Conversational Auditing and Safe Metadata Deployment

  • The user interface renders structured, interactive review cards that block the agent from executing write operations without human authorization.
  • The system translates raw meeting recordings and Confluence documentation into prioritized project backlogs, system architecture diagrams, and task lists.
  • An automated deployment engine pushes approved metadata changes directly into Salesforce scratch orgs while offering a one-click rollback mechanism.

Demonstrating the platform's capabilities shows how natural language can be used to query Salesforce schema relationships and generate visual Mermaid diagrams of existing data models. The tool ingests unstructured project documents to build development phases, generate detailed user stories, and automatically write corresponding acceptance criteria. When deploying a new Screen Flow or modifying existing fields, the interface forces a human-in-the-loop validation step. Developers can review the precise code payload, trigger the deployment, or safely revert the Salesforce target organization back to its previous state in case of failure.

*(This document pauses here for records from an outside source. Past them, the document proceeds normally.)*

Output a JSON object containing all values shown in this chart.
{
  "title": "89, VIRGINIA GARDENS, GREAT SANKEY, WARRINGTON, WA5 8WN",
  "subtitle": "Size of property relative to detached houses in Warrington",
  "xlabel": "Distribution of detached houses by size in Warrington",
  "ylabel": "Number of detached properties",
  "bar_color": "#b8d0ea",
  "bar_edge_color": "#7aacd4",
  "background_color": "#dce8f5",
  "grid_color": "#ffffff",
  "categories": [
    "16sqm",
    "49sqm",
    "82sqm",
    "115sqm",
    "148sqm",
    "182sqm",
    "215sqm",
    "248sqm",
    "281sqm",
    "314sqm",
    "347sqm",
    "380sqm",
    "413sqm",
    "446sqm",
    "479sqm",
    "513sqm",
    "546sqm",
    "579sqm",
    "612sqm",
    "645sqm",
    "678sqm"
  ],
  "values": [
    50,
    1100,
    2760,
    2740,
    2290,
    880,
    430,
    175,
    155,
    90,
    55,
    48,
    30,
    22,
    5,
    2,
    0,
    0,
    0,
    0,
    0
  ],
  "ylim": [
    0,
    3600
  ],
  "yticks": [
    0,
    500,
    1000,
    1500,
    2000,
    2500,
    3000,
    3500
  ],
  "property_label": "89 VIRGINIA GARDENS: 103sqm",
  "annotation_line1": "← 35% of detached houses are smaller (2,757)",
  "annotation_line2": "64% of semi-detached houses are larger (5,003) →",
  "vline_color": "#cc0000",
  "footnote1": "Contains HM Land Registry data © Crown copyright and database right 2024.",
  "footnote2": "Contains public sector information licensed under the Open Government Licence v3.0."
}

Security Models, Permissions, and Developer Feedback

  • Security profiles map directly to individual user credentials via OAuth or API keys rather than using a single, shared system permission.
  • Connected Salesforce environments default to a strict read-only state until a user explicitly elevates permissions to allow write operations.
  • Modern IDE-like features, including integrated Monaco editors and persistent local workspaces, are transforming browser-based AI generation tools.

Enterprise deployment security presents a challenge when routing AI actions through various third-party APIs. Tying the agent's permissions directly to the active user's OAuth token ensures that every automated modification is properly logged under that specific user's audit trail. Forcing an extra permission toggle within the application UI acts as a safeguard against accidental environment writes. Future iterations of these AI development spaces aim to minimize local setup friction by integrating advanced code editing features and localized compiler sandboxes directly inside the web browser.